The residents of Tripoli Zoo now find themselves trapped without food and water as the battle rages around them.
That is why the International Fund for Animal Welfare has been feverishly fundraising over the last few days to buy food for the beleaguered animals.
There is no one else to look after them as Tripoli zoo keepers abandoned the zoo while the state of flux has led to food and water shortages for the animals.
The lack of water is especially dangerous in a country as hot and dry as Libya where temperatures are currently as high as 35 degrees Celsius.
Power shortages have also meant a lack of access to medical supplies which are vitally needed as the animals’ cages become increasingly squalid.
With more than 1,000 animals kept by the zoo it is no wonder that Twitter and Facebook campaigns have been up in arms about the animals.
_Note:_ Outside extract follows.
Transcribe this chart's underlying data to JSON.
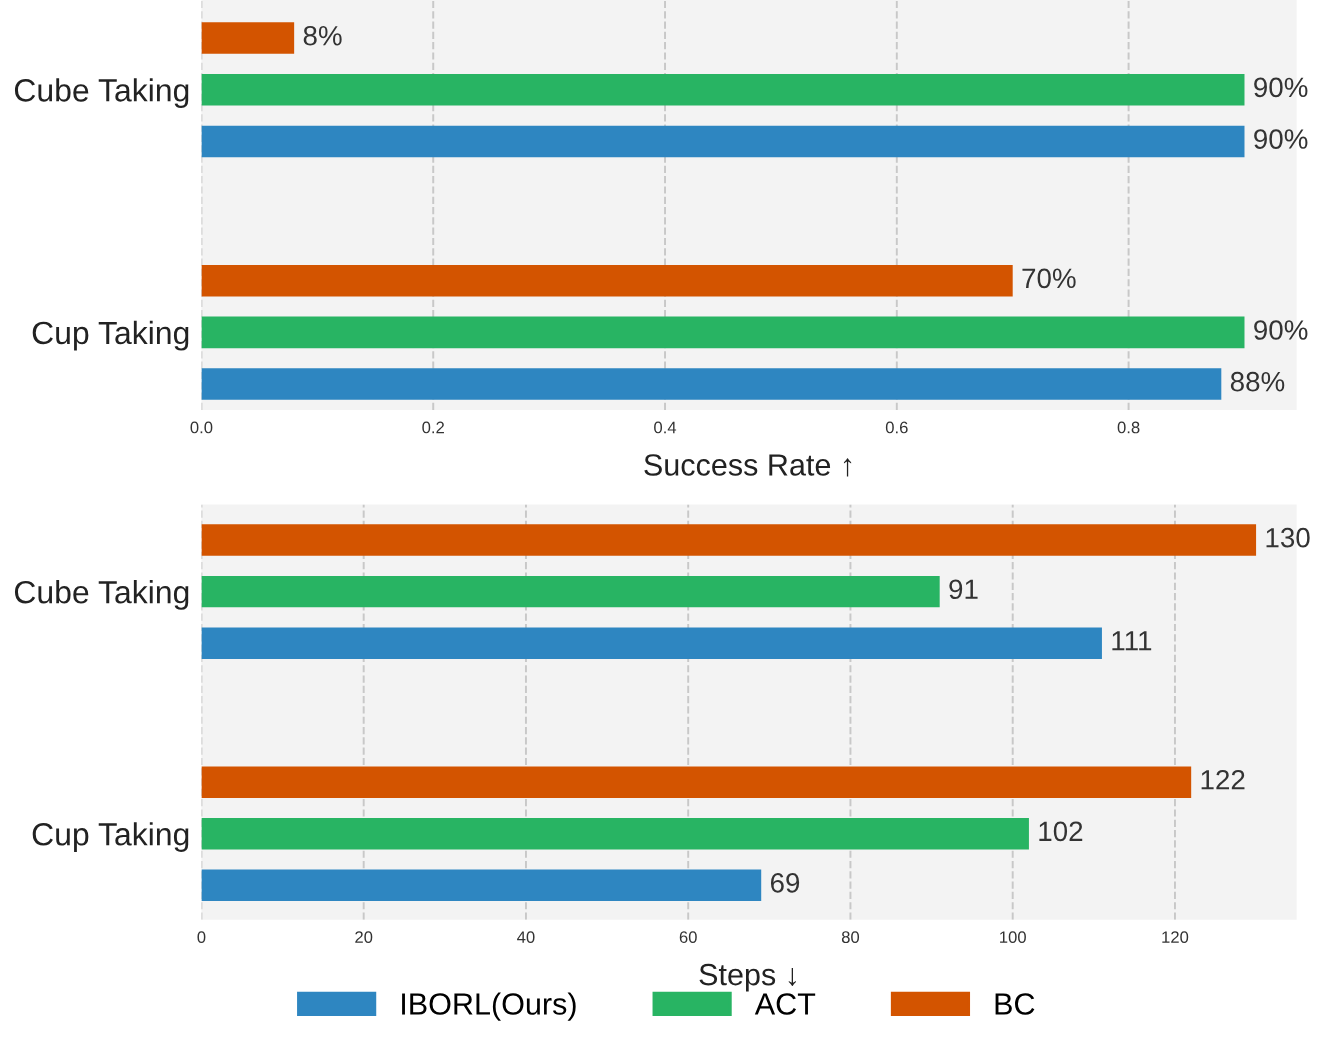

Numerous well-known animal organisations were initially hesitant about jumping into the fray but now a number are getting involved including the American Zoo Association and the World Association of Zoos and Aquariums.
The executive director of WAZA, Gerald Dick, said: "As far as food is concerned, this week is fine, there is enough stored for the coming week and money has been raised to help the zoo staff to get food locally."
So far there is enough money to take care of the next week’s food supplies for the captive animals and they have rectified the water supply situation. However the situation is precarious as zoo animals cost more than £1,200 to feed per day. That means that £63,000 alone would be spent on keeping the animals alive for the next six weeks.
The issue of getting medical supplies is even more sensitive as Libya has no supplier of its own, but instead has to bring in medicines from neighbouring countries like Egypt and Tunisia.
The hope is that the new Libyan government will be able to take over the funding of the zoo in the upcoming weeks, but as with much of the war, this is uncertain.